First, let’s talk about the steps one can take if credit card fraud does occur. There is no need to panic. Once a cardholder has been informed that their credit card information has been compromised, the credit card company will not hold the cardholder liable for any fraudulent charges, even for charges made prior to the credit card information being reported stolen. The credit card company will lock that card from further use and issue a new one in about a week or two, but that’s still an inconvenience that most people would still prefer not to deal with, if possible.
Then, online shoppers can use Google’s Safe Browsing tool to check if a website is safe to visit, assuming, of course, that someone trusts Google. This tool will report if a website was suspicious, when Google last checked it, if the site has done anything suspicious in the past, and report if it is linked to any suspicious websites even if the site itself isn’t doing anything suspicious. To check if a website is safe, just copy and paste “http://www.google.com/safebrowsing/diagnostic?site=” into the address field of your browser, then add the url of the site to visit. For example, for a company’s website, simply enter “http://www.google.com/safebrowsing/diagnostic?site=websiteurlhere.com” into the address bar of the browser being used. Once you enter this, the Google tool will display a simple half-page report on whether or not the site in question is safe.
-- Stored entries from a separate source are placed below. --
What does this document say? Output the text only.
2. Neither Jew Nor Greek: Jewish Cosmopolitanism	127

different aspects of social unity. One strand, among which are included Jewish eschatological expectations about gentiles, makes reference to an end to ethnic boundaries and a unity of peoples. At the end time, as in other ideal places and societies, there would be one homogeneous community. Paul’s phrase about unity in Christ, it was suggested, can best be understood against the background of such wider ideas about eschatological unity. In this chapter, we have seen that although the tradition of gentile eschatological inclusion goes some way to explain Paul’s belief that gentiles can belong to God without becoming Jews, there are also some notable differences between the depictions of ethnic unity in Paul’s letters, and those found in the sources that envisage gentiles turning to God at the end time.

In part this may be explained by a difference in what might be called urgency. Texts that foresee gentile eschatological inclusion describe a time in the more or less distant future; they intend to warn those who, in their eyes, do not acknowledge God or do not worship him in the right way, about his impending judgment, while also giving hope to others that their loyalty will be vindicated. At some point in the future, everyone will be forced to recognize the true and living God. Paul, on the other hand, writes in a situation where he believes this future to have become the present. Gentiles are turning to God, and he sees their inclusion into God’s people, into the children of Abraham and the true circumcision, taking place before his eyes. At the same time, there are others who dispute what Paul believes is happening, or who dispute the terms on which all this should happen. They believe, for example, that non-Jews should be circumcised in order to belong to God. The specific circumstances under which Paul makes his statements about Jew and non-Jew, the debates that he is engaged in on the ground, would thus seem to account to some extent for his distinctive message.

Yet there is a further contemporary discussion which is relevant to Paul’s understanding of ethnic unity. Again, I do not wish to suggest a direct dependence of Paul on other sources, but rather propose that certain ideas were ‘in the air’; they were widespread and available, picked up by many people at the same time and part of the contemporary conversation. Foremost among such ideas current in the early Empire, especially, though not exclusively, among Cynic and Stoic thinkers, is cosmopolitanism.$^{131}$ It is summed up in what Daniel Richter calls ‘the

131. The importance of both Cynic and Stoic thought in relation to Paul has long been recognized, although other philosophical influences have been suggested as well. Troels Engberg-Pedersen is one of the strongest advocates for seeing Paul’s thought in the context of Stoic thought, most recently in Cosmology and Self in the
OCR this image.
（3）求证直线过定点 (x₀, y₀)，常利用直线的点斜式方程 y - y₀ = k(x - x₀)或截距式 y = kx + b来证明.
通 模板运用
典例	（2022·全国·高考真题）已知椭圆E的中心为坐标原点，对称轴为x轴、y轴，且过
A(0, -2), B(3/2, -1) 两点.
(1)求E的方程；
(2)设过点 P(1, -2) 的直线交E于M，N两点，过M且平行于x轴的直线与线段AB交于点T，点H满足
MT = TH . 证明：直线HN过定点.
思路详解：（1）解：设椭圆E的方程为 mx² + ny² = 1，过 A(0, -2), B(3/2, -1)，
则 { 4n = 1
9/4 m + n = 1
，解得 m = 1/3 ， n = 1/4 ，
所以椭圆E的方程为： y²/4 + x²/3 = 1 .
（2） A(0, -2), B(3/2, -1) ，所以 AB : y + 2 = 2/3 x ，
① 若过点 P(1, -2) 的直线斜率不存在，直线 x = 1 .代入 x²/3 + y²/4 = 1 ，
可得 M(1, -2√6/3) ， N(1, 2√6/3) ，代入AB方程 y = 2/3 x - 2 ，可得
Another layer of protection one can use when shopping online is the use of trusted third-party payment methods. Almost everyone has heard of PayPal. It is probably the most widely used third party payment method in the world. It allows customers to pay for goods and services through them. For example, this means that when a customer buys something, they don’t pay directly to the website they’re shopping through. She pays the amount owed to PayPal, and then PayPal pays the merchant, which means her credit card information was never seen by the merchant and her credit card information was never transmitted over the Internet during this transaction. It does not matter if the customer is shopping in one site or in a hundred. As long as a third-party payment method is used, the credit card information is never transmitted, so this information is not circulated on the Internet at every website a purchase is made. Other third-party payment methods similar to PayPal include Google Wallet and Amazon Payments.
Armed with this information, online shoppers can now ensure that the websites they visit are safe to shop, as well as avoid entering sensitive information when making a purchase. So, there is no need to miss out on all the great deals when shopping online because of the fear of credit card information being stolen.